Based on our experience in this domain and on what I learned from colleagues and past-students working in such environments, there are multiple critical issues challenging the ability to draw valid conclusions from internet experiments. Here are three:
- Contaminated data: Companies constantly conduct online experiments introducing interventions of different types (such as running various promotions, changing website features, and switching underlying technologies). The result is that we never have "clean data" to run an experiment, and we don't know how they are dirty. The data are always somewhat contaminated by other experiments that are taking place in parallel, and in many cases we do not even know which or when such experiments have taken place.
- Spill-over effects: in a randomized experiment we assume that each observation/user experiences only one treatment (or control). However, in experiments that involve an intervention such as knowledge sharing (eg, the treatment group receives information about a new service while the control group does not), the treatment might "spill over" to control group members through social networks, online forums, and other information-sharing platforms that are now common. For example, many researchers use Amazon Mechanical Turk to conduct experiments, where, as DynamoWiki describes, "workers" (the experiment subjects) share information, establish norms, and build community through platforms like CloudMeBaby, MTurk Crowd, mTurk Forum, mTurk Grind, Reddit's /r/mturk and /r/HITsWorthTurkingFor, Turker Nation, and Turkopticon. This means that the control group can be "contaminated" by the treatment effect.
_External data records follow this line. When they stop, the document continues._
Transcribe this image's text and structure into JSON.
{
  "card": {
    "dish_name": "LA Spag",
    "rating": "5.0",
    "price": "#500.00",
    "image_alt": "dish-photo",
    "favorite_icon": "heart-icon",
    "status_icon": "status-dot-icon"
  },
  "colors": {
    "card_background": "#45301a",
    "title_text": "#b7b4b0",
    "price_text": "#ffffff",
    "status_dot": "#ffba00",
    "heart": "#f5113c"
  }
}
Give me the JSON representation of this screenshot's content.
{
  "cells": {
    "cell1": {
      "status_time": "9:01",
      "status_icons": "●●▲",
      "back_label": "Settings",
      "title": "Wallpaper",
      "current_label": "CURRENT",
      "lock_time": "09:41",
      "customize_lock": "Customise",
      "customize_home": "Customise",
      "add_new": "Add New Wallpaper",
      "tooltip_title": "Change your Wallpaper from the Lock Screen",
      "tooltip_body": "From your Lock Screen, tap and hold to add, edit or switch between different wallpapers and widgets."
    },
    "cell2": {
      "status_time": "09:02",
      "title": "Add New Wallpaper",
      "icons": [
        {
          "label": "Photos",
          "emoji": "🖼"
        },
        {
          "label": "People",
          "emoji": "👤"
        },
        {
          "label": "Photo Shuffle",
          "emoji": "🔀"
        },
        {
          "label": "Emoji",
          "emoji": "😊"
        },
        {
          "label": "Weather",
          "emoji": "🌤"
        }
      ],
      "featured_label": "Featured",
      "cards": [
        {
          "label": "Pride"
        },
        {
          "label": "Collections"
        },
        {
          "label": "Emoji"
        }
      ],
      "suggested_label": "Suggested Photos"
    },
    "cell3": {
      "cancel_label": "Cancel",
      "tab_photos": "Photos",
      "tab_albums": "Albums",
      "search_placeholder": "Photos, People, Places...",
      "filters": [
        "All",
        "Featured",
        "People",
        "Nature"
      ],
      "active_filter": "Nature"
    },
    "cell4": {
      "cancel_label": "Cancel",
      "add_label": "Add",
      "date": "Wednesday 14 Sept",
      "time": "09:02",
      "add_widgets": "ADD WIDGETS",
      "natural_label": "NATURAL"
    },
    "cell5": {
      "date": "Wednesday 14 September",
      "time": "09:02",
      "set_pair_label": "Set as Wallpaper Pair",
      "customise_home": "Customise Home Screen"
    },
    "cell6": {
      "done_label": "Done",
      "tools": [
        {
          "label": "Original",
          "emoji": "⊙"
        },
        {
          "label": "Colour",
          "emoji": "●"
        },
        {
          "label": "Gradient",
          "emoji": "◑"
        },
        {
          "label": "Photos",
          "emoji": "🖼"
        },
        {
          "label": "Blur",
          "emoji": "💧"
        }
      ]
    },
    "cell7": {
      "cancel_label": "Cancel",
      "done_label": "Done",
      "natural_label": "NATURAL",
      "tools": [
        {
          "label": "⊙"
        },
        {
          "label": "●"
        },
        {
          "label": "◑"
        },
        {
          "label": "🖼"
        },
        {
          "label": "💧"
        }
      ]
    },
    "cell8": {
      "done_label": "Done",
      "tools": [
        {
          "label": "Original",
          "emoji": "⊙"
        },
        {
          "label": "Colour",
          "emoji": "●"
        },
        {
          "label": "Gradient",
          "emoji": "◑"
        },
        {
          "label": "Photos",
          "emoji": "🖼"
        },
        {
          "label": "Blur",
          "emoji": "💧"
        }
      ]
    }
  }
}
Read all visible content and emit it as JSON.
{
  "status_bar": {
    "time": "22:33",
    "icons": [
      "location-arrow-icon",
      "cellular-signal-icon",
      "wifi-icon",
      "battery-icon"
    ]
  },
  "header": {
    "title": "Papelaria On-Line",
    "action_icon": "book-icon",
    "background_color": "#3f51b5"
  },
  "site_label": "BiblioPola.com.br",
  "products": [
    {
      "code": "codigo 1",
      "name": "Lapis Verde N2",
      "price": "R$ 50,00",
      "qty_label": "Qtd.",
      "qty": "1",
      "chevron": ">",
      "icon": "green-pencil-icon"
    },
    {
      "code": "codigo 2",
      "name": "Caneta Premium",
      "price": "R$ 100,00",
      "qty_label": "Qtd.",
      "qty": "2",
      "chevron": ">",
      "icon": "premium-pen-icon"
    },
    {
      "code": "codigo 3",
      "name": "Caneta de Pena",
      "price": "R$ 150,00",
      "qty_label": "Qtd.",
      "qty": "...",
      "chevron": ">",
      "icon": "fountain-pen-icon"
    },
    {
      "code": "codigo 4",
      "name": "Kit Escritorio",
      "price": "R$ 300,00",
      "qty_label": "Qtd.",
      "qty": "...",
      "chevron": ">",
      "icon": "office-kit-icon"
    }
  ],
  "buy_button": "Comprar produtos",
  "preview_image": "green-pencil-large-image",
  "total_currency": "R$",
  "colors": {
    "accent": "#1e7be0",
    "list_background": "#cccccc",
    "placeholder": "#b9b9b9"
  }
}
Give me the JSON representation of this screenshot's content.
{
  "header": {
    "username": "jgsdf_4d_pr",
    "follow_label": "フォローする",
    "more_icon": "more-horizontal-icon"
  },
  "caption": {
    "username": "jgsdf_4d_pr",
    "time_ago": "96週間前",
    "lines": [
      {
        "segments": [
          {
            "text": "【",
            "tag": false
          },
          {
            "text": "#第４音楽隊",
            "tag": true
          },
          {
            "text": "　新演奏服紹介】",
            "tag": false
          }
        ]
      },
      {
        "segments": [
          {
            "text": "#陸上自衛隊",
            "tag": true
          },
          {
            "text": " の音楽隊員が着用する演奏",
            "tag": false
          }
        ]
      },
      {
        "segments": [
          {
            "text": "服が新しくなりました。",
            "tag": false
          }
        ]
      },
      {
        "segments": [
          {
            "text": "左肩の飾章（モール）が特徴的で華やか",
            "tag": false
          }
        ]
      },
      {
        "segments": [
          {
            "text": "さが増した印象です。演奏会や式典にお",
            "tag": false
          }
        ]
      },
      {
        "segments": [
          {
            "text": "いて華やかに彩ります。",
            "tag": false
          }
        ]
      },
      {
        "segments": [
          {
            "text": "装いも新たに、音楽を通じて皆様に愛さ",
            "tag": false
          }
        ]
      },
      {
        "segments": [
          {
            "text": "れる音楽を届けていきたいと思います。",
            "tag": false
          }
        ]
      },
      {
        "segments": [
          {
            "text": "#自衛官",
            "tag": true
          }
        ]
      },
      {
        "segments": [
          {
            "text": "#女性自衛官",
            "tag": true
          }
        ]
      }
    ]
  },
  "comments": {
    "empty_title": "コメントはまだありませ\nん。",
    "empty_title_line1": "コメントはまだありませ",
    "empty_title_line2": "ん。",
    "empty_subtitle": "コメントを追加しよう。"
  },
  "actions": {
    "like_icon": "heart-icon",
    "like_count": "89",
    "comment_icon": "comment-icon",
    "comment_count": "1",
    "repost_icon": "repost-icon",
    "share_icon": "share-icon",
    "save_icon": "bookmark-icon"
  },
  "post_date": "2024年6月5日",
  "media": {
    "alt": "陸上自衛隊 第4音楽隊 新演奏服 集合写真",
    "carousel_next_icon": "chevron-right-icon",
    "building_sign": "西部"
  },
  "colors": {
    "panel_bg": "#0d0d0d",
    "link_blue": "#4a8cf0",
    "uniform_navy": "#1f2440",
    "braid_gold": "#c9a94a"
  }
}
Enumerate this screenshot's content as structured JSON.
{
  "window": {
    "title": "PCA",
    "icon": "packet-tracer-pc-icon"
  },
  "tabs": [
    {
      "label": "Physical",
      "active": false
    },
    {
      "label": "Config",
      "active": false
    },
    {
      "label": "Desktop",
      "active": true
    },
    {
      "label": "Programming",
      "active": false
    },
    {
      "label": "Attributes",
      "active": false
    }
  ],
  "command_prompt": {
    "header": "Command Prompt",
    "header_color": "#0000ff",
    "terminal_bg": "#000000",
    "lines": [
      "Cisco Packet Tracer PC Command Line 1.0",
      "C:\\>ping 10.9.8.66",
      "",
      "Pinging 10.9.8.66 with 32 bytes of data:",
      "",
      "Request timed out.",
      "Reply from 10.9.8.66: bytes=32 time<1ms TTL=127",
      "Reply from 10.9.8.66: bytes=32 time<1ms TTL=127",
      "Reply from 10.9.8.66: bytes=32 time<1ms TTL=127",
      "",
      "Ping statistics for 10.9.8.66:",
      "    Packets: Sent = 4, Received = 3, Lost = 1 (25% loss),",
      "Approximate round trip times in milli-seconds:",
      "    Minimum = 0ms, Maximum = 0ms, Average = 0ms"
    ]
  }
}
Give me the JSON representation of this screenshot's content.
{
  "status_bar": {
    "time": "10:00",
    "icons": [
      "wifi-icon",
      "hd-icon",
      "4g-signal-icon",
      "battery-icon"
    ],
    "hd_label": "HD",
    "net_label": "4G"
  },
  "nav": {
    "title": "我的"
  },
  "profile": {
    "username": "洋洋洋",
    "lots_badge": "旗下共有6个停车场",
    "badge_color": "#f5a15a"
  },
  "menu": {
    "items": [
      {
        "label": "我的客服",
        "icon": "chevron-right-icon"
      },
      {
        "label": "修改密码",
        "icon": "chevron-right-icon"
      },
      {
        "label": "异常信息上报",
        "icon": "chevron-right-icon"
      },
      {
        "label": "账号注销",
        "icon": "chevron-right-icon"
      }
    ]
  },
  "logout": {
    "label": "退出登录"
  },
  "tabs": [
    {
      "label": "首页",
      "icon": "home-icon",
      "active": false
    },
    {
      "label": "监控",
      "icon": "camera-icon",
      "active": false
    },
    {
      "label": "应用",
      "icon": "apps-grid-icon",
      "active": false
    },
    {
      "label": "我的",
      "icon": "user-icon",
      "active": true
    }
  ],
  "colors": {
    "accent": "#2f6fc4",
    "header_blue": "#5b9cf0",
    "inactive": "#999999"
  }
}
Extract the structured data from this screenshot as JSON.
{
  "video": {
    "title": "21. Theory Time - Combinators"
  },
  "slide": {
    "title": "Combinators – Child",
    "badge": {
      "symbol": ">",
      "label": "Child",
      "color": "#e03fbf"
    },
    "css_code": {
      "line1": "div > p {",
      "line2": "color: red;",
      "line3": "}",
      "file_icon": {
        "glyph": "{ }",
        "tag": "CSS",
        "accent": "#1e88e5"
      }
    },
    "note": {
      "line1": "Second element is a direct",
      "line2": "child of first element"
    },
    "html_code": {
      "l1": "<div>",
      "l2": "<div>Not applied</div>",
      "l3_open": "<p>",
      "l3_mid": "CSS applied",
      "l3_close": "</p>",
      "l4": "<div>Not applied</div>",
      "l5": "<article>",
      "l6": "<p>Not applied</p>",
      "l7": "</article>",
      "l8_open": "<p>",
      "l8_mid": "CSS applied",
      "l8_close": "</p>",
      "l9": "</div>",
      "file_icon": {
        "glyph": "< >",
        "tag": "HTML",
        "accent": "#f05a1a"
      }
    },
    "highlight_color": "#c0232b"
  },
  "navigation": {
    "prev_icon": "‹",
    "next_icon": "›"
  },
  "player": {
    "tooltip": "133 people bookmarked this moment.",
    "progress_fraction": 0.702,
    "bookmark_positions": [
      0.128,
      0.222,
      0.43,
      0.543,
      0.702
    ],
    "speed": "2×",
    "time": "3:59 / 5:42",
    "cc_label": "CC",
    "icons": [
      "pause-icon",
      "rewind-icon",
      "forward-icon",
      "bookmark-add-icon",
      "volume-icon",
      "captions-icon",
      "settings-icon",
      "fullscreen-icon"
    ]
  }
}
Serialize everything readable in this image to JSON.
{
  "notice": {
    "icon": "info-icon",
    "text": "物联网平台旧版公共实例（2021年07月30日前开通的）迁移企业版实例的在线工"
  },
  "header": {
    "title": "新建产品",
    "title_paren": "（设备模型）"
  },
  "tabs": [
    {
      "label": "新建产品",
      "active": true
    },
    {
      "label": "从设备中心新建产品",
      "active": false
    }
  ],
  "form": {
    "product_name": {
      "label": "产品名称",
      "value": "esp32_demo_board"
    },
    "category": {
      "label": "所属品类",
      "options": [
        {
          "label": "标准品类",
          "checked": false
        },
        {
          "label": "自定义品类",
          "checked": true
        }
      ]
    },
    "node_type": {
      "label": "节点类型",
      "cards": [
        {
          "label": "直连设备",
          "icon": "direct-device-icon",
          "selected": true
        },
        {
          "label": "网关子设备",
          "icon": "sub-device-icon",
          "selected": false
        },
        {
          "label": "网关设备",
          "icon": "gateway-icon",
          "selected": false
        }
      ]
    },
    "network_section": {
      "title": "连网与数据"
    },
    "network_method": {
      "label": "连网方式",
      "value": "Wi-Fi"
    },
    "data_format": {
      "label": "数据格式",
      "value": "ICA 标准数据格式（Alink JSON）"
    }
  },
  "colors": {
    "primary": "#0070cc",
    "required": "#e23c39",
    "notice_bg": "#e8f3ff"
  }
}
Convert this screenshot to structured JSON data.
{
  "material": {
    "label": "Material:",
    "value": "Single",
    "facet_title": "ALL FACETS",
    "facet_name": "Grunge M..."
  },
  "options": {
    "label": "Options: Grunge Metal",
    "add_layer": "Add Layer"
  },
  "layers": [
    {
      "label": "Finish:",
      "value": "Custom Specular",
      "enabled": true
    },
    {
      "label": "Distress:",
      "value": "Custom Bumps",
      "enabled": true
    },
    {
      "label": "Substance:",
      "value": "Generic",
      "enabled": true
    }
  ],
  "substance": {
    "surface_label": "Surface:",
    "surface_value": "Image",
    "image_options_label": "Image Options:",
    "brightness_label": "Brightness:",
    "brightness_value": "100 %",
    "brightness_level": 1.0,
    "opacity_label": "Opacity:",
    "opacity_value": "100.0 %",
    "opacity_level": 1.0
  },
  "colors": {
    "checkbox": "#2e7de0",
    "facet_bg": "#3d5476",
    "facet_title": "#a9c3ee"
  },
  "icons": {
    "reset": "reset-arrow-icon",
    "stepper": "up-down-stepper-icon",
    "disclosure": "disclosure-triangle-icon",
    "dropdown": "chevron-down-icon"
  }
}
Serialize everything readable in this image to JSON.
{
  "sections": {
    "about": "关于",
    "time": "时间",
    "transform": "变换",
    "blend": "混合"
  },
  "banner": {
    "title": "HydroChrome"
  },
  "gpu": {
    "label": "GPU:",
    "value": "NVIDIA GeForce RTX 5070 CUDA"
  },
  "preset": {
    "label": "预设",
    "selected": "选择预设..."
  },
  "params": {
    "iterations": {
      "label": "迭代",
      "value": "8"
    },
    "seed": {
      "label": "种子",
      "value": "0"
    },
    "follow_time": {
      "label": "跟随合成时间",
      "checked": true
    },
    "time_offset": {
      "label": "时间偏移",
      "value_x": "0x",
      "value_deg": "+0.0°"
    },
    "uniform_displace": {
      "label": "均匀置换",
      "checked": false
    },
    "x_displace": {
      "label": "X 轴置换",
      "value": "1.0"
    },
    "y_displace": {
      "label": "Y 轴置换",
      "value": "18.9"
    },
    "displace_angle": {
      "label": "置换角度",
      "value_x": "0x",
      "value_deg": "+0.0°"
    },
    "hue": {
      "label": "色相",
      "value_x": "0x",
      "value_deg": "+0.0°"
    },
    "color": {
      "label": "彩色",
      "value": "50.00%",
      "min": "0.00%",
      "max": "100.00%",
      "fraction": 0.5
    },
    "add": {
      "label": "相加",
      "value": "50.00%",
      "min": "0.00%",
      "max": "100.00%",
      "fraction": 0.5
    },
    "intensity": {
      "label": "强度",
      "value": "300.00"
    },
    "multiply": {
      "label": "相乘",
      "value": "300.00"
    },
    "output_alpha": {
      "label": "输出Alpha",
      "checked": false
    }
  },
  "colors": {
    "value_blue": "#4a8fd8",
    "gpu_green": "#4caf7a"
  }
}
- Gift effect: Treatments that benefit the treated subjects in some way (such as a special promotion or advanced feature) can confuse the effect of the treatment with the effect of receiving a special treatment. In other words, the difference between the outcome for the treatment and control groups might be not due to the treatment per-se but rather due to the "special attention" the treatment group received by the company or researcher.